The cause of this condition is unknown. It is known that Streptococcus canis can be part of the normal bacterial flora of the dog and that NF and STSS have occurred in other breed. Predisposing factors in the Shar-Pei may be related to:

  1. The increased amounts of mucin in the subcutaneous tissues.
  2. The prevalence of FSF in the breed.
  3. The prevalence of dog fights and bite wounds in the breed.
  4. An increase in skin laxity resulting in more trauma.
  5. Immune system insufficiencies.
  6. Perhaps an increased virulence of some strain of Streptococcus canis.

Diagnosis is based on the history of previous trauma or FSF episode, bacterial culture and sensitivity of discharges or tissue samples, and clinical signs. One important point is that the organism is often resistant to enrofloxicin (Baytril®) and the aminoglycosides such as Amikacin® and Gentocin®. Consider the use of multiple antibiotic therapy with agents such as Clavamox®, cephalexin, clindamycin, lincomycin, erythromycin, penicillin and the potentiated sulfas. Of course, the best approach is based on sensitivity information from a culture, but that takes some time to generate.

Treatment of the necrotizing fasciitis involves appropriate antibiotic selection and administration, and basic wound care of the affected areas.
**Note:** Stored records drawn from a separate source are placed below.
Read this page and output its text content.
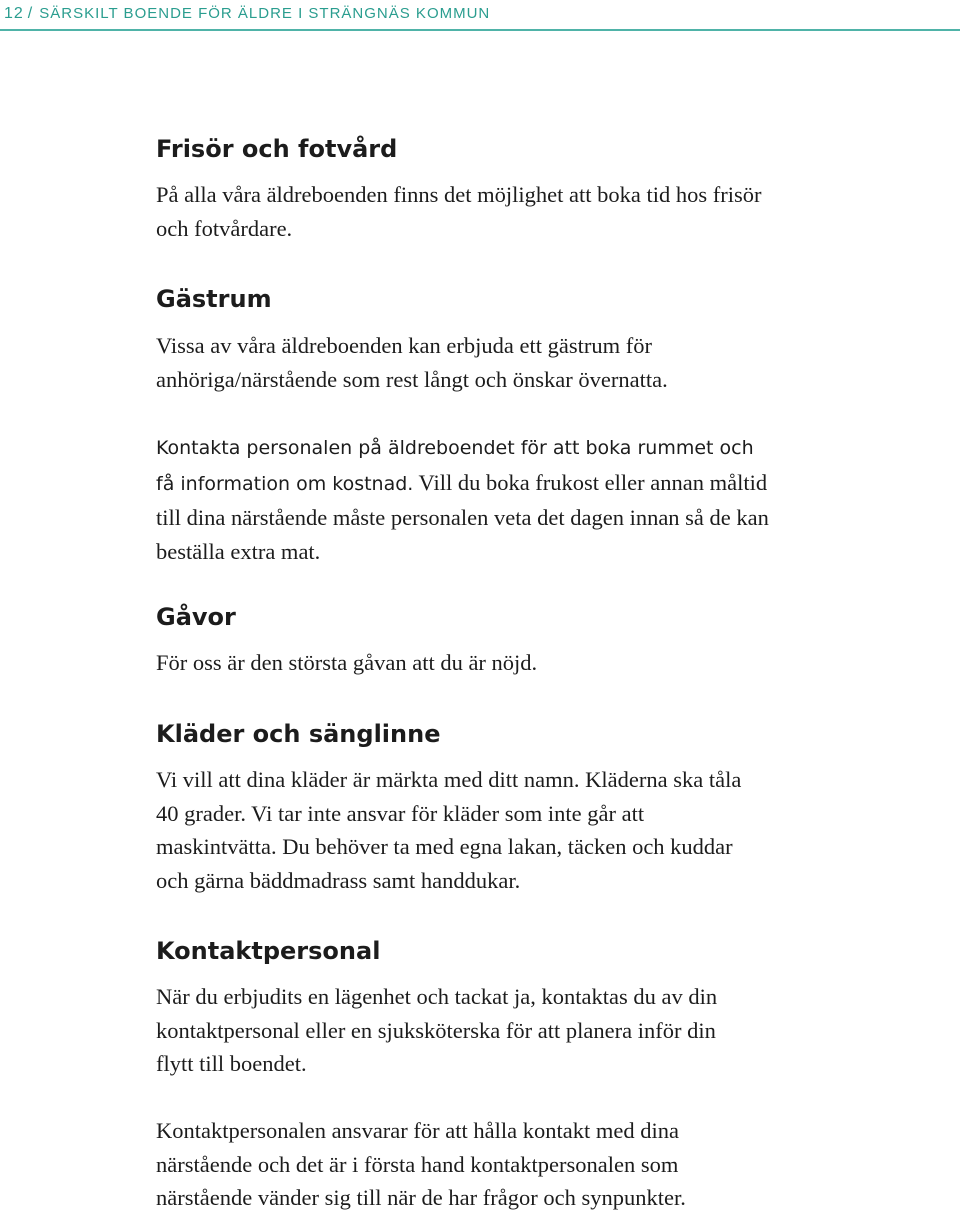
12 / SÄRSKILT BOENDE FÖR ÄLDRE I STRÄNGNÄS KOMMUN
Frisör och fotvård

På alla våra äldreboenden finns det möjlighet att boka tid hos frisör och fotvårdare.

Gästrum

Vissa av våra äldreboenden kan erbjuda ett gästrum för anhöriga/närstående som rest långt och önskar övernatta.

Kontakta personalen på äldreboendet för att boka rummet och få information om kostnad. Vill du boka frukost eller annan måltid till dina närstående måste personalen veta det dagen innan så de kan beställa extra mat.

Gåvor

För oss är den största gåvan att du är nöjd.

Kläder och sänglinne

Vi vill att dina kläder är märkta med ditt namn. Kläderna ska tåla 40 grader. Vi tar inte ansvar för kläder som inte går att maskintvätta. Du behöver ta med egna lakan, täcken och kuddar och gärna bäddmadrass samt handdukar.

Kontaktpersonal

När du erbjudits en lägenhet och tackat ja, kontaktas du av din kontaktpersonal eller en sjuksköterska för att planera inför din flytt till boendet.

Kontaktpersonalen ansvarar för att hålla kontakt med dina närstående och det är i första hand kontaktpersonalen som närstående vänder sig till när de har frågor och synpunkter.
I have seen dogs have recurrence of necrotizing fasciitis with repeat FSF episodes. Usually they seem to slough out the same area every time. Treatment of the STSS involves intensive care with intravenous fluid therapy, shock treatment with IV antibiotics, pain management, steroids (?), and intensive monitoring for the development of DIC, etc. At this time the prognosis for systemic STSS must be considered very poor.

Increased owner awareness of NF and STSS, rapid initiation of appropriate antibiotic therapy and intensive supportive care are the keys to survival in this condition. An excellent article on STSS appeared in the October 15, 1996 issue of the Journal of the American Veterinary Medical Association, Volume 209, Number 8, pages 1421-1426 by C. Miller, J. Prescott, K. Mathews et al. entitled “Streptococcal Toxic Shock Syndrome in Dogs”.

At this time there is no evidence suggest that humans are susceptible to infection by group G Strep. However all humans involved in the care of these dogs should take common sense precautions such as the use of exam gloves, proper disposal of bandage materials, personal hygiene, etc. I would not recommend that these dogs be cared for by immunocompromised individuals, children, the elderly or physically ill people.